Can we look forward to receiving the answer to this question when the County Council Education committee takes up the issue of the Promethean Boards lease/purchase on February 23, 2009?

Friday, February 6, 2009

Navarro Board of Ed. Breaks Open Meetings Law

On January 30, 2009, the State of Maryland Open Meetings Compliance Board issued an opinion that the Montgomery "County Board did violate the Act in its failure to properly complete a written statement of the reason for the closing of the meeting on September 9."

The Open Meetings Compliance Board also found that the Montgomery County Board of Education was "not correct" in their assertion that the complainant bears the burden of proof and that there is a presumption that no violation has occurred.


In response to the filing of this complaint the Montgomery County Board of Education voluntarily changed its procedure for going into a closed session. Since the filing of this complaint, members of the public can now observe the Board voting to go into closed session prior to the Board room doors being closed. The sign stating "Board members and staff only" that is at the entrance to the conference room used for closed sessions is now to be taken down to permit the public to freely enter and observe the vote of the Board to go into closed session.

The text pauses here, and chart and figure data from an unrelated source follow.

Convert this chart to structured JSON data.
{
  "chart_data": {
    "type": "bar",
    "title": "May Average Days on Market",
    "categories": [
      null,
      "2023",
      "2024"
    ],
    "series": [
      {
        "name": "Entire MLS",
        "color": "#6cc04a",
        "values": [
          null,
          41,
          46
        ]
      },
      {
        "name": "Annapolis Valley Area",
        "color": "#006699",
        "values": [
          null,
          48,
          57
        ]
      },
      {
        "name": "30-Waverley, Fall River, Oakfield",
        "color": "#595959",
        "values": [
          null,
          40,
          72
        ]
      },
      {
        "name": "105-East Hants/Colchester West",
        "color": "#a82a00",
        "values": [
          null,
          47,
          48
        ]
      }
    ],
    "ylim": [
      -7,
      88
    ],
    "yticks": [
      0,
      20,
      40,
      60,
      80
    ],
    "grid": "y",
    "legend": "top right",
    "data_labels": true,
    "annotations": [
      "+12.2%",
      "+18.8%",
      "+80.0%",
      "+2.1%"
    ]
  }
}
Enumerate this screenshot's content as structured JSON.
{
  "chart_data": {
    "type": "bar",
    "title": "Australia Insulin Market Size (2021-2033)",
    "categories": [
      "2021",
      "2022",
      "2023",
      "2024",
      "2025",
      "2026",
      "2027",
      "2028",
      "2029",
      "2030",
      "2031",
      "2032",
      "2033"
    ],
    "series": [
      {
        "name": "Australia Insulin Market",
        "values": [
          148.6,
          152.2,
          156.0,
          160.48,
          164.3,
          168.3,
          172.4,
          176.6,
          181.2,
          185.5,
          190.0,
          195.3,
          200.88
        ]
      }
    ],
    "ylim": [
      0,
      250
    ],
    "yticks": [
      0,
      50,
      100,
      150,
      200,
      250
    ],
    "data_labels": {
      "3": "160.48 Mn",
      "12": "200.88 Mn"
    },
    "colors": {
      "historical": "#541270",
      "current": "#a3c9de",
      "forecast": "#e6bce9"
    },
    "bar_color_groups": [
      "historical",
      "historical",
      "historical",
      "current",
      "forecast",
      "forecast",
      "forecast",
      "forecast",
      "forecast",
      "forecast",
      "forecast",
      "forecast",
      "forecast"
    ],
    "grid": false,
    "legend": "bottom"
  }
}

The Open Meetings Compliance Board cited the MCPS Board of Education for a violation of $10-508(d)(2)(ii) of the Open Meetings Act. The Open Meetings Board opinion states that in order to close a meeting of the MCPS Board of Education, the Board must,

"not simply cite the statutory authority, but must disclose the topic of discussion in order to allow the public to access compliance by comparing the cited authority and report topic."..."Here the written statement provided the public no information except that the meeting was closed, among other reasons, for the County Board to receive legal advice. Thus, in closing the meeting of September 9, the County Board violated $10-508(d)(2)(ii)."
What did the Board of Education fail to disclose on September 9? They failed to disclose that they were going in to a Closed Session to discuss illegal Curricular Fees that are being charged to MCPS families.

Only time will tell if the MCPS Board of Education will comply with this decision. At the time of this violation the Board of Education President was Nancy Navarro. Will the current board, led by President Shirley Brandman comply with the closed meeting disclosure requirements of Maryland law?